Unfortunately, we still have Bishop to deal with, and as soon as Zari leaves to get John some tea, our favorite Hellblazer gets a call from Bishop with a promise to get his power back. John ends up giving in and takes one more swig from the blood flask, leading to a nice cut where the beaten and bloodied Regular John is replaced with the trenchcoat-wearing Bad John. It took the whole episode, but Bishop found a Legend whose ear he could (almost literally) worm his way into. Oh well, at least we’ve got 48 new Legends on the ship!

Stray Observations

  • Hello! I’m Sam Barsanti, temporarily filling in for Allison Shoemaker (your usual captain will be back next week). You can read more of my Legends Of Tomorrow thoughts here and here.
  • Gideon is powerless to ignore Bishop’s commands, since he knows Sara secret codes, but at least she feels bad about it. A nice touch.

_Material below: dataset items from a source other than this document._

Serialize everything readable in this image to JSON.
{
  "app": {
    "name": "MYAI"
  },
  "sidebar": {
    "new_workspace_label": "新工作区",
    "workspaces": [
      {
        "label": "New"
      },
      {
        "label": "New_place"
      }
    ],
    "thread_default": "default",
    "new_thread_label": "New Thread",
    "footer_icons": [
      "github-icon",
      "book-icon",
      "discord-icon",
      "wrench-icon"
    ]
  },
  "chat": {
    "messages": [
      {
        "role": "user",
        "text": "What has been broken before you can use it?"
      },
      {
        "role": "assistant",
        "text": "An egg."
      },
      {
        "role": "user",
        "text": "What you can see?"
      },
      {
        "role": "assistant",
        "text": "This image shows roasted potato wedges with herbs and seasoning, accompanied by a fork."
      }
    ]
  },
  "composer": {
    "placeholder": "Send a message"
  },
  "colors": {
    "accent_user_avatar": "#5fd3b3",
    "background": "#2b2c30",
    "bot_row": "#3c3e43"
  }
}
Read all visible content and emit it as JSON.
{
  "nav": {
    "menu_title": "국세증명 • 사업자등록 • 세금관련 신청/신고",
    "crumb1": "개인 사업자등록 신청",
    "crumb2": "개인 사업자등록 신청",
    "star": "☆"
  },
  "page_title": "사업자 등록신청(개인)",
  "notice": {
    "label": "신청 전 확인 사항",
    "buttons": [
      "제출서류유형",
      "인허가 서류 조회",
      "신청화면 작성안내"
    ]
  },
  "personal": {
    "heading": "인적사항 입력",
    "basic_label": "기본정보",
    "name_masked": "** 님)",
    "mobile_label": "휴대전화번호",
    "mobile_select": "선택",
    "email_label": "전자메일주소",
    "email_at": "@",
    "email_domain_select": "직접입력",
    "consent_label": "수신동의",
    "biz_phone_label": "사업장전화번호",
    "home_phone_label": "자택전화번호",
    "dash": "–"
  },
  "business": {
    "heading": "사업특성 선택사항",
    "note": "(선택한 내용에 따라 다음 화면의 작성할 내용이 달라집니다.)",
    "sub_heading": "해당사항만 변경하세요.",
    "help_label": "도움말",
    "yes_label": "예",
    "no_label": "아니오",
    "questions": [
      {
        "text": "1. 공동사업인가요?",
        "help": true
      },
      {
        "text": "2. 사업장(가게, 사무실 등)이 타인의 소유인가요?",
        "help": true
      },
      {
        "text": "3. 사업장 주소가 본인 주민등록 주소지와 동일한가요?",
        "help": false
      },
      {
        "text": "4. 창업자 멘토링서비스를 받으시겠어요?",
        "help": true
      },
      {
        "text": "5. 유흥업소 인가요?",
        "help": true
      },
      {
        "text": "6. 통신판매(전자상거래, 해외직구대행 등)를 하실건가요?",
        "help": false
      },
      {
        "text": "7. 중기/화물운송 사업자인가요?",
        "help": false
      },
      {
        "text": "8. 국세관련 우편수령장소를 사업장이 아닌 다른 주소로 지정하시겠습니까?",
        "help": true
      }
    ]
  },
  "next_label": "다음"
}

  • No Behrad this episode, huh? He missed the birth of the babies!
  • Ava’s complete inability to make wedding decisions was a lot of fun. Her favorite flower is a cactus and her favorite color is gray.
  • Bishop recommends playing Lou Reed’s Transformer for Sara. It’s a little “punky” for her, but as she notes, they did get engaged at a punk show.
  • Alright, baby names: Mick Jr., Kayla Jr., Rip, whatever Hawkman’s name was, whatever Hawkgirl’s name was, Martin, Leonard, Haircut, Amaya, Mona, Oliver, Barry, Kara, Mick Jr. II, uhh… how many is that?
  • Don’t forget to check out the Legends Of Tomorrow Mixtape, available now on Spotify and other places that have music. “Space Girl” is good, but don’t sleep on Tom Wilson’s lullaby song. Truly beautiful.
  • I won’t step on Allison’s toes by copying her usual closing observations, but I will say that there was a good meta moment (“Destiny’s so last season.”) and while it has absolutely nothing to do with this episode, my favorite Crazy Ex-Girlfriend song is “I Go To The Zoo.”